The reference data are the probe-wise summary statistics characterising the
degree batch correction of the below datasets:
dataset | description
-------- | ----------
EpiSCOPE | Epigenome Study Consortium for Obesity primed in the Perinatal Environment (EpiSCOPE), n=369, peripheral blood, 450K
EPIC-Italy | European Prospective Investigation into Cancer and Nutrition (EPIC-Italy), n=845, peripheral blood, 450K
BodyFatness | Body Fatness and Cardiovascular Health in Newborn Infants (BFiN), n=169, saliva, EPIC
NOVI | Neonatal Neurobehavior and Outcomes in Very Preterm Infants (NOVI), n=534, buccal swab, EPIC
URECA | Urban Environment and Childhood Asthma (URECA), n=391, cord and peripheral blood, EPIC
### Infinium5
Post-correction log variance ratio (LVR) statistics and mean differences for
ComBat and Harman across 5 datasets.

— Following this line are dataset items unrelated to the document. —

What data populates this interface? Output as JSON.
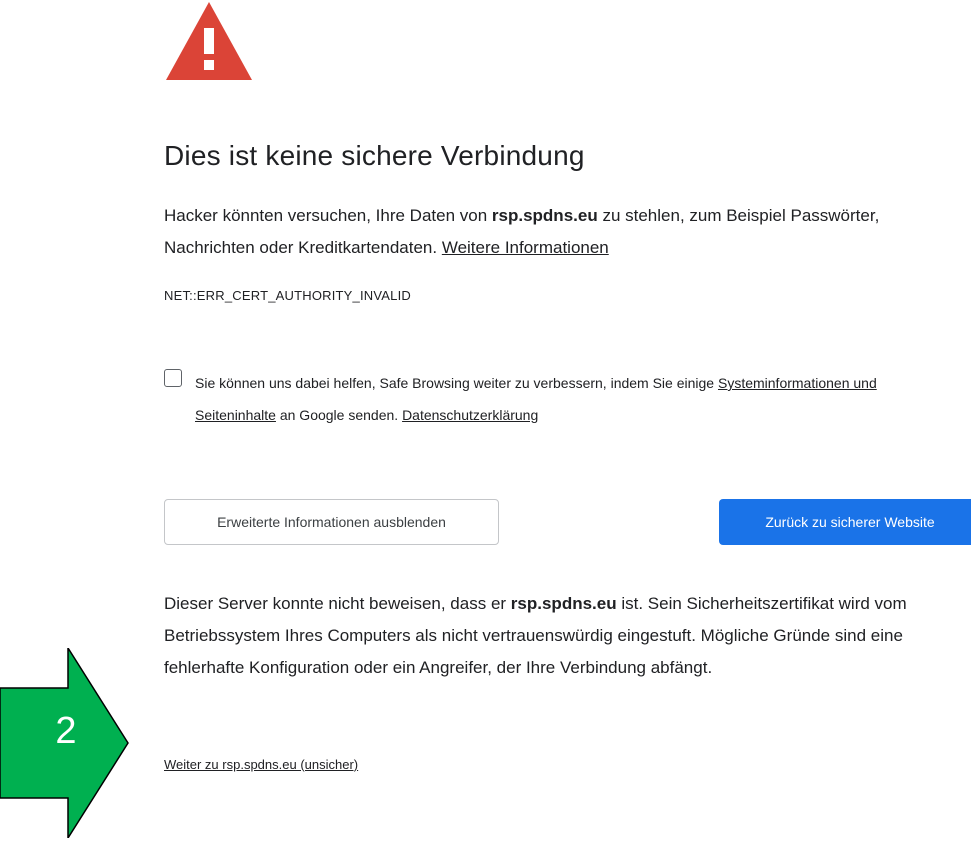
{
  "warning": {
    "icon": "warning-triangle-icon",
    "color": "#db4437"
  },
  "title": "Dies ist keine sichere Verbindung",
  "summary": {
    "part1": "Hacker könnten versuchen, Ihre Daten von ",
    "host": "rsp.spdns.eu",
    "part2": " zu stehlen, zum Beispiel Passwörter, Nachrichten oder Kreditkartendaten. ",
    "learn_more": "Weitere Informationen"
  },
  "error_code": "NET::ERR_CERT_AUTHORITY_INVALID",
  "safe_browsing": {
    "checked": false,
    "part1": "Sie können uns dabei helfen, Safe Browsing weiter zu verbessern, indem Sie einige ",
    "link1": "Systeminformationen und Seiteninhalte",
    "part2": " an Google senden. ",
    "link2": "Datenschutzerklärung"
  },
  "buttons": {
    "details_label": "Erweiterte Informationen ausblenden",
    "back_label": "Zurück zu sicherer Website",
    "primary_color": "#1a73e8"
  },
  "details": {
    "part1": "Dieser Server konnte nicht beweisen, dass er ",
    "host": "rsp.spdns.eu",
    "part2": " ist. Sein Sicherheitszertifikat wird vom Betriebssystem Ihres Computers als nicht vertrauenswürdig eingestuft. Mögliche Gründe sind eine fehlerhafte Konfiguration oder ein Angreifer, der Ihre Verbindung abfängt."
  },
  "proceed_link": "Weiter zu rsp.spdns.eu (unsicher)",
  "annotation": {
    "step": "2",
    "arrow_color": "#00b050"
  }
}
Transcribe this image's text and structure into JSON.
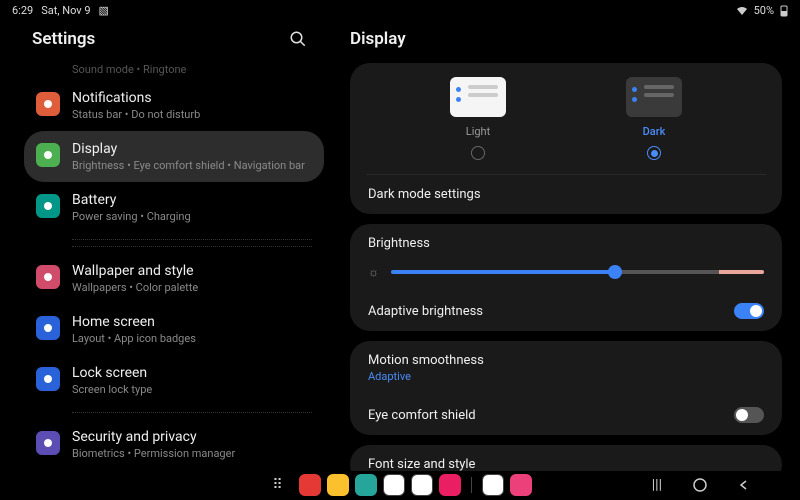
{
  "status": {
    "time": "6:29",
    "date": "Sat, Nov 9",
    "battery": "50%"
  },
  "leftPane": {
    "title": "Settings",
    "truncatedPrev": "Sound mode  •  Ringtone",
    "items": [
      {
        "title": "Notifications",
        "sub": "Status bar  •  Do not disturb",
        "iconColor": "#e05d3b"
      },
      {
        "title": "Display",
        "sub": "Brightness  •  Eye comfort shield  •  Navigation bar",
        "iconColor": "#4caf50",
        "selected": true
      },
      {
        "title": "Battery",
        "sub": "Power saving  •  Charging",
        "iconColor": "#009688"
      },
      {
        "title": "Wallpaper and style",
        "sub": "Wallpapers  •  Color palette",
        "iconColor": "#d14b6a"
      },
      {
        "title": "Home screen",
        "sub": "Layout  •  App icon badges",
        "iconColor": "#2962d9"
      },
      {
        "title": "Lock screen",
        "sub": "Screen lock type",
        "iconColor": "#2962d9"
      },
      {
        "title": "Security and privacy",
        "sub": "Biometrics  •  Permission manager",
        "iconColor": "#5b4db3"
      }
    ]
  },
  "rightPane": {
    "title": "Display",
    "themes": {
      "light": "Light",
      "dark": "Dark",
      "selected": "dark"
    },
    "darkModeSettings": "Dark mode settings",
    "brightness": {
      "label": "Brightness"
    },
    "adaptiveBrightness": {
      "label": "Adaptive brightness",
      "on": true
    },
    "motionSmoothness": {
      "label": "Motion smoothness",
      "value": "Adaptive"
    },
    "eyeComfort": {
      "label": "Eye comfort shield",
      "on": false
    },
    "fontSize": {
      "label": "Font size and style"
    }
  },
  "dock": {
    "apps": [
      {
        "c": "#e53935"
      },
      {
        "c": "#fbc02d"
      },
      {
        "c": "#26a69a"
      },
      {
        "c": "#fff"
      },
      {
        "c": "#fff"
      },
      {
        "c": "#e91e63"
      },
      {
        "c": "#fff"
      },
      {
        "c": "#ec407a"
      }
    ]
  }
}
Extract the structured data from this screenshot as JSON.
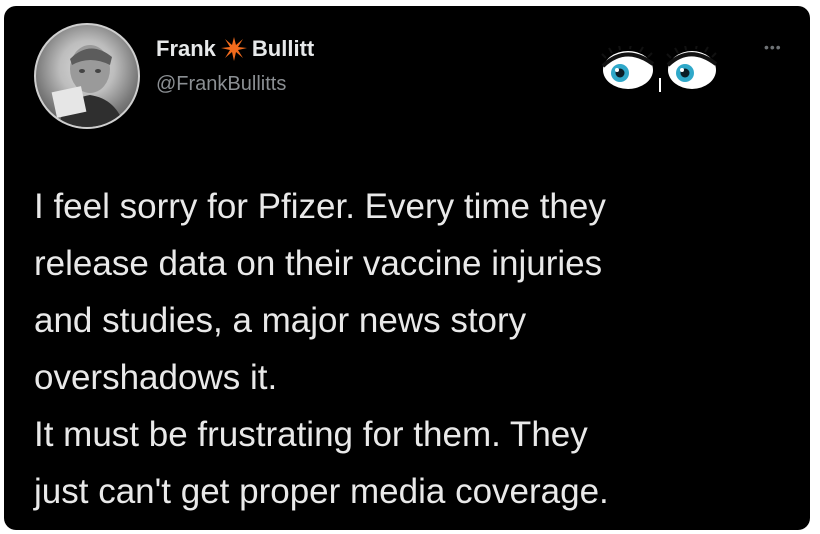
{
  "author": {
    "name_first": "Frank",
    "name_last": "Bullitt",
    "handle": "@FrankBullitts"
  },
  "icons": {
    "star": "orange-starburst-icon",
    "eyes": "cartoon-eyes-icon",
    "more": "more-options-icon",
    "avatar": "profile-photo"
  },
  "more_label": "•••",
  "tweet": {
    "lines": [
      "I feel sorry for Pfizer. Every time they",
      "release data on their vaccine injuries",
      "and studies, a major news story",
      "overshadows it.",
      "It must be frustrating for them.  They",
      "just can't get proper media coverage."
    ]
  },
  "colors": {
    "background": "#000000",
    "text": "#e9e9e9",
    "handle": "#8b8f93",
    "star": "#f26b1d",
    "eye_iris": "#2fa8c9"
  }
}
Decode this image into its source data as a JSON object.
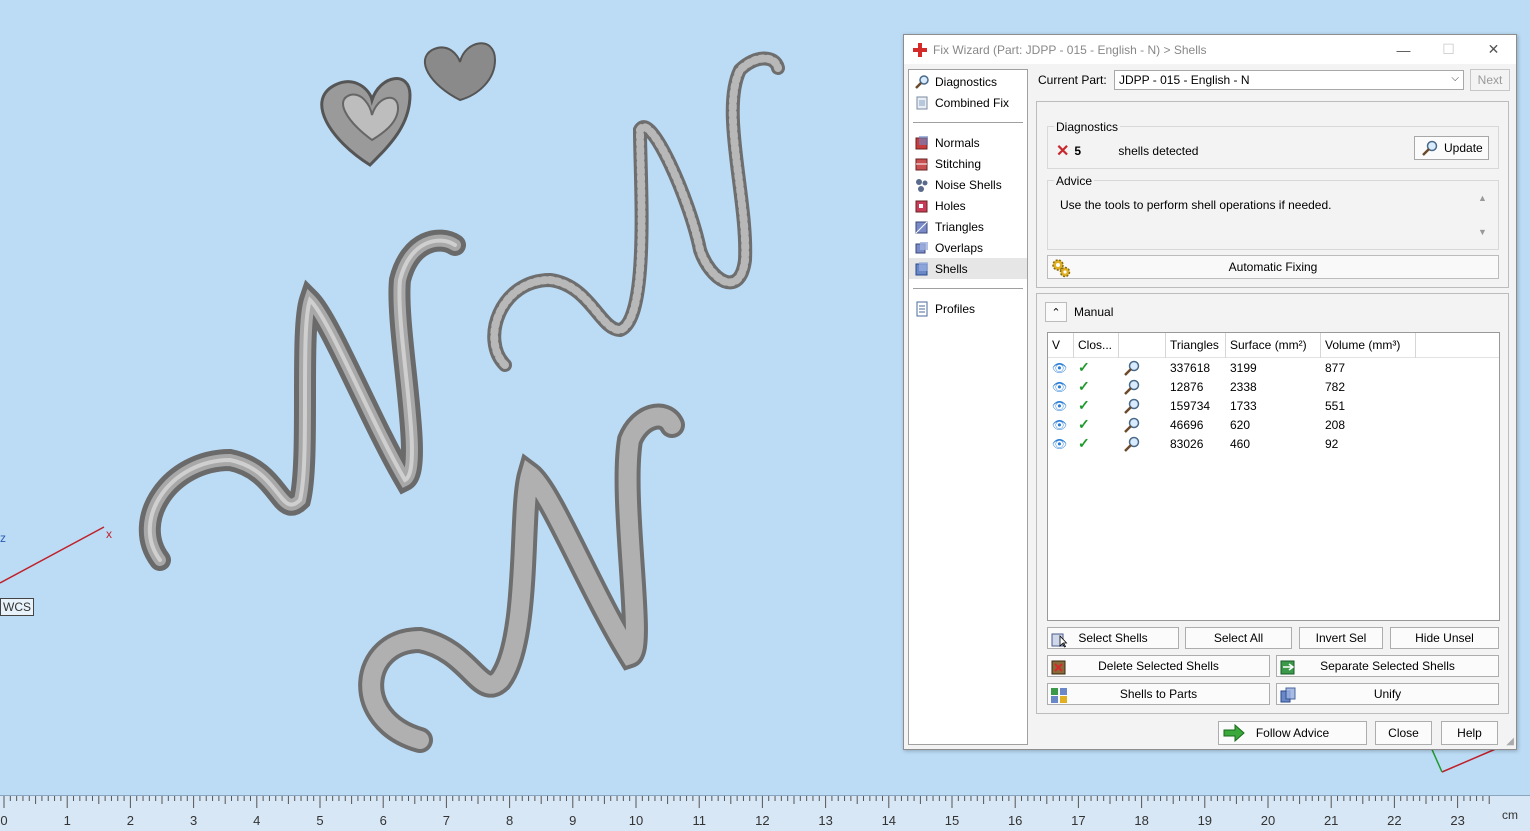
{
  "viewport": {
    "wcs_label": "WCS",
    "axis_x": "x",
    "axis_z": "z"
  },
  "ruler": {
    "ticks": [
      "0",
      "1",
      "2",
      "3",
      "4",
      "5",
      "6",
      "7",
      "8",
      "9",
      "10",
      "11",
      "12",
      "13",
      "14",
      "15",
      "16",
      "17",
      "18",
      "19",
      "20",
      "21",
      "22",
      "23"
    ],
    "unit": "cm"
  },
  "dialog": {
    "title": "Fix Wizard (Part: JDPP - 015 - English - N) > Shells",
    "window_buttons": {
      "minimize": "—",
      "maximize": "☐",
      "close": "✕"
    },
    "nav": {
      "group1": [
        {
          "label": "Diagnostics",
          "icon": "magnifier-icon"
        },
        {
          "label": "Combined Fix",
          "icon": "combined-fix-icon"
        }
      ],
      "group2": [
        {
          "label": "Normals",
          "icon": "normals-icon"
        },
        {
          "label": "Stitching",
          "icon": "stitching-icon"
        },
        {
          "label": "Noise Shells",
          "icon": "noise-shells-icon"
        },
        {
          "label": "Holes",
          "icon": "holes-icon"
        },
        {
          "label": "Triangles",
          "icon": "triangles-icon"
        },
        {
          "label": "Overlaps",
          "icon": "overlaps-icon"
        },
        {
          "label": "Shells",
          "icon": "shells-icon",
          "selected": true
        }
      ],
      "group3": [
        {
          "label": "Profiles",
          "icon": "profiles-icon"
        }
      ]
    },
    "current_part_label": "Current Part:",
    "current_part_value": "JDPP - 015 - English - N",
    "next_label": "Next",
    "diagnostics": {
      "title": "Diagnostics",
      "count": "5",
      "message": "shells detected",
      "update_label": "Update"
    },
    "advice": {
      "title": "Advice",
      "text": "Use the tools to perform shell operations if needed."
    },
    "automatic_fixing_label": "Automatic Fixing",
    "manual": {
      "title": "Manual",
      "columns": [
        "V",
        "Clos...",
        "",
        "Triangles",
        "Surface (mm²)",
        "Volume (mm³)"
      ],
      "rows": [
        {
          "triangles": "337618",
          "surface": "3199",
          "volume": "877"
        },
        {
          "triangles": "12876",
          "surface": "2338",
          "volume": "782"
        },
        {
          "triangles": "159734",
          "surface": "1733",
          "volume": "551"
        },
        {
          "triangles": "46696",
          "surface": "620",
          "volume": "208"
        },
        {
          "triangles": "83026",
          "surface": "460",
          "volume": "92"
        }
      ],
      "buttons": {
        "select_shells": "Select Shells",
        "select_all": "Select All",
        "invert_sel": "Invert Sel",
        "hide_unsel": "Hide Unsel",
        "delete_selected": "Delete Selected Shells",
        "separate_selected": "Separate Selected Shells",
        "shells_to_parts": "Shells to Parts",
        "unify": "Unify"
      }
    },
    "footer": {
      "follow_advice": "Follow Advice",
      "close": "Close",
      "help": "Help"
    },
    "colors": {
      "accent_blue": "#2b7fd6",
      "check_green": "#1e9a2e",
      "error_red": "#c8272b"
    }
  }
}
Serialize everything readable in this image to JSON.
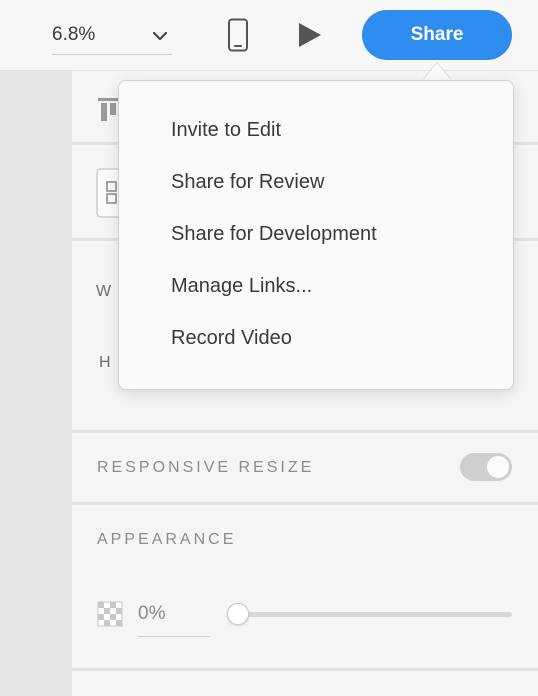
{
  "toolbar": {
    "zoom_value": "6.8%",
    "device_icon": "mobile-device-icon",
    "play_icon": "play-icon",
    "share_label": "Share",
    "share_color": "#2d8ced"
  },
  "share_menu": {
    "items": [
      {
        "label": "Invite to Edit"
      },
      {
        "label": "Share for Review"
      },
      {
        "label": "Share for Development"
      },
      {
        "label": "Manage Links..."
      },
      {
        "label": "Record Video"
      }
    ]
  },
  "panel": {
    "w_label": "W",
    "h_label": "H",
    "responsive_resize": {
      "label": "RESPONSIVE RESIZE",
      "enabled": false
    },
    "appearance": {
      "label": "APPEARANCE",
      "opacity_value": "0%",
      "opacity_fraction": 0.0
    }
  }
}
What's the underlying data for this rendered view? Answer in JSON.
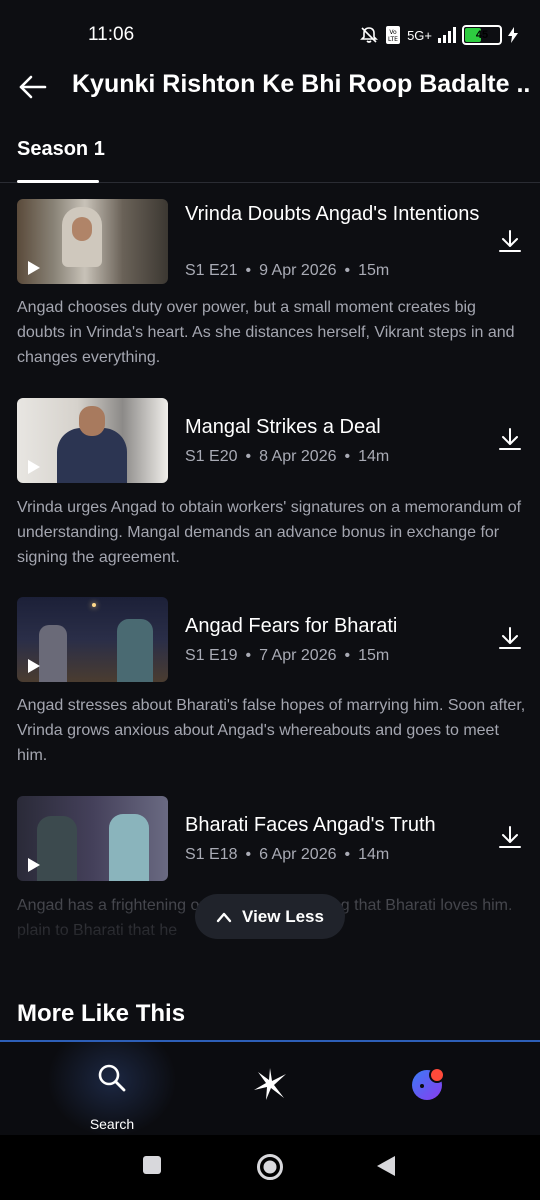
{
  "status_bar": {
    "time": "11:06",
    "network": "5G+",
    "battery": "45",
    "icons": [
      "mute-icon",
      "volte-icon",
      "signal-icon",
      "battery-icon",
      "charging-icon"
    ]
  },
  "header": {
    "title": "Kyunki Rishton Ke Bhi Roop Badalte ...",
    "back_icon": "arrow-left-icon"
  },
  "tabs": [
    {
      "label": "Season 1",
      "active": true
    }
  ],
  "episodes": [
    {
      "title": "Vrinda Doubts Angad's Intentions",
      "code": "S1 E21",
      "date": "9 Apr 2026",
      "duration": "15m",
      "description": "Angad chooses duty over power, but a small moment creates big doubts in Vrinda's heart. As she distances herself, Vikrant steps in and changes everything."
    },
    {
      "title": "Mangal Strikes a Deal",
      "code": "S1 E20",
      "date": "8 Apr 2026",
      "duration": "14m",
      "description": "Vrinda urges Angad to obtain workers' signatures on a memorandum of understanding. Mangal demands an advance bonus in exchange for signing the agreement."
    },
    {
      "title": "Angad Fears for Bharati",
      "code": "S1 E19",
      "date": "7 Apr 2026",
      "duration": "15m",
      "description": "Angad stresses about Bharati's false hopes of marrying him. Soon after, Vrinda grows anxious about Angad's whereabouts and goes to meet him."
    },
    {
      "title": "Bharati Faces Angad's Truth",
      "code": "S1 E18",
      "date": "6 Apr 2026",
      "duration": "14m",
      "description": "Angad has a frightening outburst upon learning that Bharati loves him. plain to Bharati that he"
    }
  ],
  "view_less": {
    "label": "View Less",
    "icon": "chevron-up-icon"
  },
  "more_like_this": {
    "title": "More Like This"
  },
  "bottom_nav": {
    "items": [
      {
        "label": "Search",
        "icon": "search-icon",
        "active": true
      },
      {
        "label": "",
        "icon": "sparkle-icon",
        "active": false
      },
      {
        "label": "",
        "icon": "profile-avatar-icon",
        "active": false
      }
    ]
  },
  "colors": {
    "background": "#0d0e12",
    "accent": "#2d5fb8",
    "meta_text": "#a9abb5"
  }
}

There are 899255 rows in each matrix, one
for each CpG site probe in 450K and EPIC designs. EPIC designs have far more
probes than 450K designs and some of the 450K probes were retired and not
present on EPIC designs. Therefore all datasets will have missing values in some
of the rows. `NA` denotes the CpG site probes missing for that particular
dataset.
matrix | description
-------- | ----------
`lvr.combat` | LVR statistics for ComBat
`lvr.harman` | LVR statistics for Harman
`md.combat` | Mean differences for ComBat
`md.harman` | Mean differences for Harman
### Usage
```{r}
## load package
library(HarmanData)
data(Infinium5)
lvr.harman["cg01381374", ]
md.harman["cg01381374", ]
```
### episcope
Example beta values from the EpiSCOPE study. A thin slice of reference data to
use as an example for the beta clustering functions in Harman. The data contains
beta values spanning 11 CpG probesets from the 369 arrays of the EpiSCOPE study
(van Dijk, 2106). The 450K methylation data arises from neonate blood spots from
children enrolled in the DOMInO (DHA to Optimise Mother Infant Outcome) cohort.
list slot | description
-------- | ----------
`pd` | `Phenotypic descriptors for the 369 samples`
`original` | `Original uncorrected data from the study`
`harman` | `Harman corrected data`
`combat` | `ComBat corrected data`
`ref_lvr` | `Reference log2 variance ratios for the 11 probes`
`ref_md` | `Reference mean difference in beta for the 11 probes`
### Usage
```{r}
library(Harman)
data(episcope)
bad_batches <- c(1, 5, 9, 17, 25)
is_bad_sample <- episcope$pd$array_num %in% bad_batches
myK <- discoverClusteredMethylation(episcope$original[, !is_bad_sample])
mykClust = kClusterMethylation(episcope$original, row_ks=myK)
res = clusterStats(pre_betas=episcope$original,
post_betas=episcope$harman,
kClusters = mykClust)
all.equal(episcope$ref_md$meandiffs_harman, res$meandiffs)
all.equal(episcope$ref_lvr$var_ratio_harman, res$log2_var_ratio)
```
## References
1. Johnson et al. Biostatistics (2007). [doi: 10.1093/biostatistics/kxj037](doi: 10.1093/biostatistics/kxj037).
2. Osmond-McLeod et al. Nanotoxicology (2014). [doi: 10.3109/17435390.2013.855832](doi: 10.3109/17435390.2013.855832).
3. Osmond-McLeod et al. Part Fibre Toxicol. (2013). [doi: 10.1186/1743-8977-10-54](doi: 10.1186/1743-8977-10-54).